About a month after this date, the addict presents a prepared response called the emotional restitution letter, which acknowledges (hopefully in an empathic and understanding way) the partner’s pain and outlines again how he intends to participate in the relationship in the future.
WHY FORMAL DISCLOSURE IS SO IMPORTANT
Always done with the support of a therapist or helping professional, formal disclosure an opportunity for the addict to give a full accounting of his betrayal, including the sexually compulsive behaviors, lies told, and money spent on the addiction.
In this way, the addict can begin to restore trust by being transparent in an undefended manner. Formal disclosure can also be an important part of the addict’s healing and recovery as he practices honesty and vulnerability. Formal disclosure can also serve to release the addict from all secrets and decreasing his shame.

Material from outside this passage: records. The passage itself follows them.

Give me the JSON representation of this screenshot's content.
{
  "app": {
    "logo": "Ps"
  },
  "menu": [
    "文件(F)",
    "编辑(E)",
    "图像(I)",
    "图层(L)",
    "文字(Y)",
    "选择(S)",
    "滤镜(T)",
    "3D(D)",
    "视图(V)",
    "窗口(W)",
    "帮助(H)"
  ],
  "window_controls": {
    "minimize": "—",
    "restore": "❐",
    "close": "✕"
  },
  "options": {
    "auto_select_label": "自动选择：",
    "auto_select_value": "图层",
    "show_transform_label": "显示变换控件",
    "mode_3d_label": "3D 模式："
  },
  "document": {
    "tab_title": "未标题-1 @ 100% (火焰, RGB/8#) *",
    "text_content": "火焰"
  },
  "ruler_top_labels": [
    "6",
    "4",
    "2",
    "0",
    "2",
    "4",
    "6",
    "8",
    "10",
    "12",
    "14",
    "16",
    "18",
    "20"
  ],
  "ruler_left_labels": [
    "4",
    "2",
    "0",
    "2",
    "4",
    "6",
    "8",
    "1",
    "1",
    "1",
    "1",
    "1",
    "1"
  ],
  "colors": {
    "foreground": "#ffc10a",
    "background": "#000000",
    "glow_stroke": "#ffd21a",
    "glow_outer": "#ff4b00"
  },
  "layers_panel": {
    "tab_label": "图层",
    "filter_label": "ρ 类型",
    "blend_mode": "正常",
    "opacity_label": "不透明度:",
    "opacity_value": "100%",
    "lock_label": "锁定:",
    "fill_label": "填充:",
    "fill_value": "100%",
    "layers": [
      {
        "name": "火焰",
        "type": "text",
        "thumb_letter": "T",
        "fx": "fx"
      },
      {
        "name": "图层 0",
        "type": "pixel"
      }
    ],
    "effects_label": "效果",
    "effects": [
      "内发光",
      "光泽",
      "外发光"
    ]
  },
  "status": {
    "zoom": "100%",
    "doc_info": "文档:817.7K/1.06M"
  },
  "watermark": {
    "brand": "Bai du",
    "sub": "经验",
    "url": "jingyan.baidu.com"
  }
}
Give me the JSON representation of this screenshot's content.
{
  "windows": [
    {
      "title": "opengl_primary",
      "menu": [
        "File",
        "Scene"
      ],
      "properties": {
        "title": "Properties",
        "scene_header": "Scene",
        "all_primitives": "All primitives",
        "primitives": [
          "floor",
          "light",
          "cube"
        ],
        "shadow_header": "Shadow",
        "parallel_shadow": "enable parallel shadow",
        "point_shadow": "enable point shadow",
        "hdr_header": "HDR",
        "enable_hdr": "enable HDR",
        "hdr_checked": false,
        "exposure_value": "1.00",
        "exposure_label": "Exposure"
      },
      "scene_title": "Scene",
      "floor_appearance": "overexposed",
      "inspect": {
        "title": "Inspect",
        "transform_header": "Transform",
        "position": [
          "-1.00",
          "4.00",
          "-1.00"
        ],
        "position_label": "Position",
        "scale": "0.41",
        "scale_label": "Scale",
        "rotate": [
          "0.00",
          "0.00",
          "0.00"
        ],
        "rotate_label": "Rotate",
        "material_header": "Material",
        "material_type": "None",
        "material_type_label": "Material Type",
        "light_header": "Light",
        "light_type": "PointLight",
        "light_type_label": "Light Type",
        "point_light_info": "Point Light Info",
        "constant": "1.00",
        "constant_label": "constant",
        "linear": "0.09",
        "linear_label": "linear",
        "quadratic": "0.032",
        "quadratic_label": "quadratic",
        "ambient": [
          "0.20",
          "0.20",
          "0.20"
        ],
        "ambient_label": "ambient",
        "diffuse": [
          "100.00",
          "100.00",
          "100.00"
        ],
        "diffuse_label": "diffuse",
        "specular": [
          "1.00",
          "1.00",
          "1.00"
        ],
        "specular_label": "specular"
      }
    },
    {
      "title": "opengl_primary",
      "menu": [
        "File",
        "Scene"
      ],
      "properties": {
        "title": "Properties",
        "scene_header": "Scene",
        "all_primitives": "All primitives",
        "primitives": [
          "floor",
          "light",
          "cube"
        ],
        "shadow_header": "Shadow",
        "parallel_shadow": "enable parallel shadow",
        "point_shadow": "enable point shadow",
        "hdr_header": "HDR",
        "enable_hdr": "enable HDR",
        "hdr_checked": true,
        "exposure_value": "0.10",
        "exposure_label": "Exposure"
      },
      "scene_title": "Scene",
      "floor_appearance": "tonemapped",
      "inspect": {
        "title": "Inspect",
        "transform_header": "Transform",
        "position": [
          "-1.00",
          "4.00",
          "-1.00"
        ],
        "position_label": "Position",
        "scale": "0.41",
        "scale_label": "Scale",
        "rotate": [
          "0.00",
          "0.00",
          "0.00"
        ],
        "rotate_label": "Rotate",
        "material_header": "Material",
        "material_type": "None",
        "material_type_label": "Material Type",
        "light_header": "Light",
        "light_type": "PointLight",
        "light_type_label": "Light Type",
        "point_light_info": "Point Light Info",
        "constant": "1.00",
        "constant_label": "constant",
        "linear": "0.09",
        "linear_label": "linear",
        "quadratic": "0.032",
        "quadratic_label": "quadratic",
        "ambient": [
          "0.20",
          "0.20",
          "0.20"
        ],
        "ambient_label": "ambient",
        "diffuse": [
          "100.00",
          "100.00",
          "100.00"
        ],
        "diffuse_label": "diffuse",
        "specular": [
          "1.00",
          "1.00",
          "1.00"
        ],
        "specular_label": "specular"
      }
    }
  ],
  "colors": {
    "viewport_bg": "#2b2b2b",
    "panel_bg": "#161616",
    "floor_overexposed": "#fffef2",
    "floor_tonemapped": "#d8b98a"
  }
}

For the addict’s partner, it’s a chance to learn about the behaviors that have taken place in secret so that she is no longer in the dark. She can be empowered with the knowledge that has been withheld from her and have her reality validated. Especially empowering is her opportunity in the preparation process to prepare questions for the addict to be addressed in the disclosure.
Unlike spontaneous disclosure, which is unplanned, incomplete, and often harmful to both partners, formal disclosure is a professionally guided process designed to minimize harm on the sex addict and the partner. Formal disclosure is carefully implemented with parameters and guidelines for the partner and the addict.
RISKS OF FORMAL DISCLOSURE
As potentially healing as disclosure can be, it’s not without risks. Most importantly, disclosure is almost always a process that induces great pain for each partner. This is why the process includes preparing a safety or aftercare plan so that each partner can take care of themselves in the days surrounding the disclosure.
For the addict, disclosure can induce significant feelings of shame as all of his secrets are at last exposed. The addict’s pain can be magnified as his partner understandably may recoil, become angry, or be even more deeply hurt.
For the partner, disclosure is invariably traumatizing. The open wound of the initial discovery is reopened (if it ever closed at all) and is exacerbated by the revelation of more secrets, lies, and betrayal.
Finally, the relationship may not recover after disclosure, even though it is performed to facilitate its healing. The partner will likely hear new information and, armed with all of the data and now able to make an informed decision about the relationship, she may choose to end the relationship. This is a very real possibility that the addict must accept.
FORMAL DISCLOSURE: CLEANING THE RELATIONAL WOUND OF SEX ADDICTION
One of the therapists who trained me as I was completing my formal study of sexual addiction likens disclosure to sanitizing a wound: Cleaning out the wound is painful, but it must be done so that the wound can heal properly. Without proper cleaning, the wound will fester and grow worse.
The same is true of sex addiction, of course. The wound needs to be reopened, cleaned, and stitched up so that it can fully heal. Formal disclosure often means that the relationship gets worse in the short term, but its long-term benefits ensure that it has the best chance to not only survive the betrayal but flourish afterward.